Surat keputusan tersebut ditandatangani oleh sejumlah ulama berpengaruh di Jepara, termasuk Rais Syuriah KH Khayatun Abdullah Hadziq, Katib Syuriah KH M. Nasrullah Huda, Ketua Tanfidziyah KH Charis Rohman, dan Sekretaris KH Ahmad Sahil. Surat keputusan tersebut juga disampaikan kepada PBNU dan PWNU Jateng, menunjukkan dukungan luas terhadap penolakan ini.
Meskipun investor menawarkan potensi retribusi dan Corporate Social Responsibility (CSR) yang besar, mencapai ratusan miliar rupiah per tahun, Bupati Wiwit tetap teguh pada pendiriannya. “Investornya menyampaikan rencana impor indukan babi dengan kapasitas produksi 2–3 juta ekor per tahun. Retribusi yang masuk ke pemkab Rp 300 ribu per ekor, ditambah CSR Rp 50–100 miliar,” ungkap Bupati Wiwit. Namun, nilai ekonomi tersebut tidak mengalahkan prioritas nilai-nilai religius masyarakat Jepara.

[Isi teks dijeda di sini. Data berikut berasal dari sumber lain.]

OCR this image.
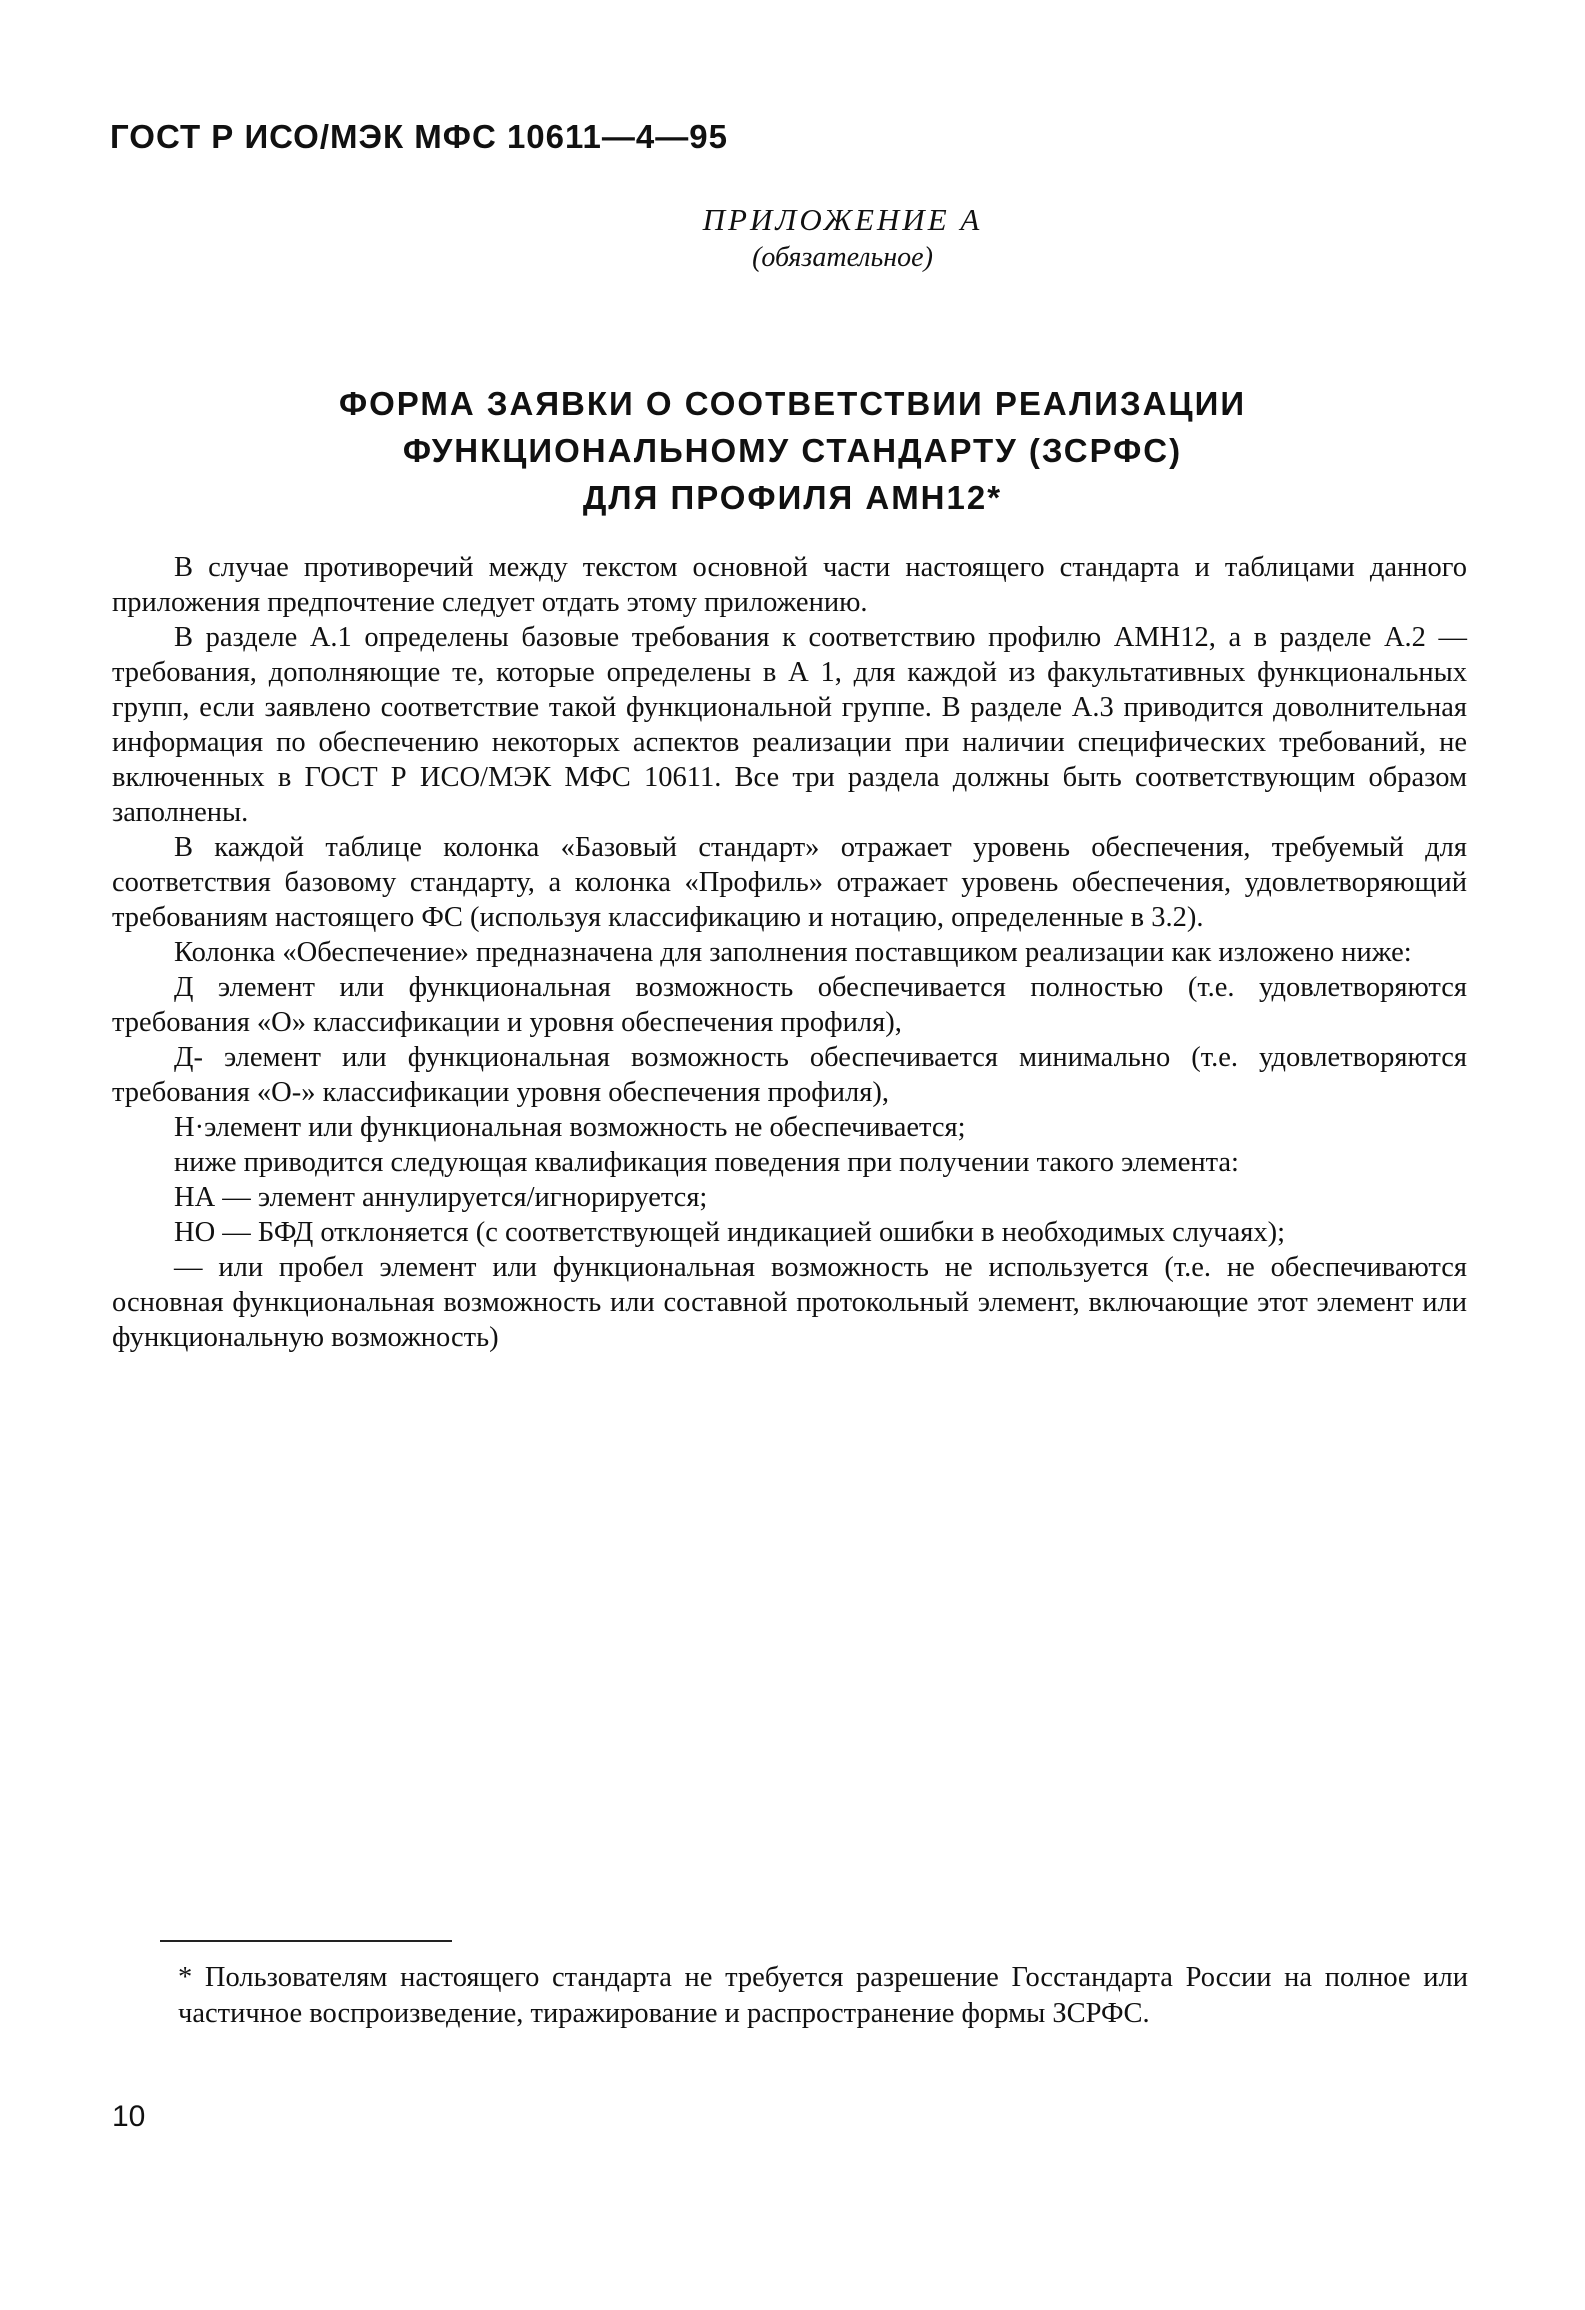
ГОСТ Р ИСО/МЭК МФС 10611—4—95
ПРИЛОЖЕНИЕ А
(обязательное)
ФОРМА ЗАЯВКИ О СООТВЕТСТВИИ РЕАЛИЗАЦИИ
ФУНКЦИОНАЛЬНОМУ СТАНДАРТУ (ЗСРФС)
ДЛЯ ПРОФИЛЯ АМН12*

В случае противоречий между текстом основной части настоящего стандарта и таблицами данного приложения предпочтение следует отдать этому приложению.

В разделе А.1 определены базовые требования к соответствию профилю АМН12, а в разделе А.2 — требования, дополняющие те, которые определены в А 1, для каждой из факультативных функциональных групп, если заявлено соответствие такой функциональной группе. В разделе А.3 приводится доволнительная информация по обеспечению некоторых аспектов реализации при наличии специфических требований, не включенных в ГОСТ Р ИСО/МЭК МФС 10611. Все три раздела должны быть соответствующим образом заполнены.

В каждой таблице колонка «Базовый стандарт» отражает уровень обеспечения, требуемый для соответствия базовому стандарту, а колонка «Профиль» отражает уровень обеспечения, удовлетворяющий требованиям настоящего ФС (используя классификацию и нотацию, определенные в 3.2).

Колонка «Обеспечение» предназначена для заполнения поставщиком реализации как изложено ниже:

Д элемент или функциональная возможность обеспечивается полностью (т.е. удовлетворяются требования «О» классификации и уровня обеспечения профиля),

Д- элемент или функциональная возможность обеспечивается минимально (т.е. удовлетворяются требования «О-» классификации уровня обеспечения профиля),

Н·элемент или функциональная возможность не обеспечивается;

ниже приводится следующая квалификация поведения при получении такого элемента:

НА — элемент аннулируется/игнорируется;

НО — БФД отклоняется (с соответствующей индикацией ошибки в необходимых случаях);

— или пробел элемент или функциональная возможность не используется (т.е. не обеспечиваются основная функциональная возможность или составной протокольный элемент, включающие этот элемент или функциональную возможность)

* Пользователям настоящего стандарта не требуется разрешение Госстандарта России на полное или частичное воспроизведение, тиражирование и распространение формы ЗСРФС.
10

Bupati Wiwit menjelaskan bahwa sejak awal Pemkab Jepara telah menetapkan syarat ketat bagi calon investor. Jepara sebagai daerah religius, lebih mengutamakan petuah dan fatwa para ulama agar setiap kebijakan tidak bertentangan dengan nilai-nilai keagamaan masyarakat. “Jepara adalah daerah religius. Kami lebih memilih mendengarkan petuah dan fatwa kiai agar setiap kebijakan tidak melukai nilai-nilai keagamaan masyarakat,” tegas Bupati Wiwit.
Keputusan Bupati ini menunjukkan komitmen pemerintah daerah dalam menghargai dan melindungi sentimen keagamaan warganya. Ini juga menunjukkan bahwa pembangunan ekonomi tidak selalu harus mengorbankan nilai-nilai sosial dan budaya masyarakat. Model pembangunan yang berkelanjutan harus mempertimbangkan aspek ekonomi, sosial, dan budaya secara seimbang. Kasus ini menjadi contoh bagaimana pemerintah daerah dapat menyeimbangkan kepentingan ekonomi dengan nilai-nilai keagamaan masyarakat.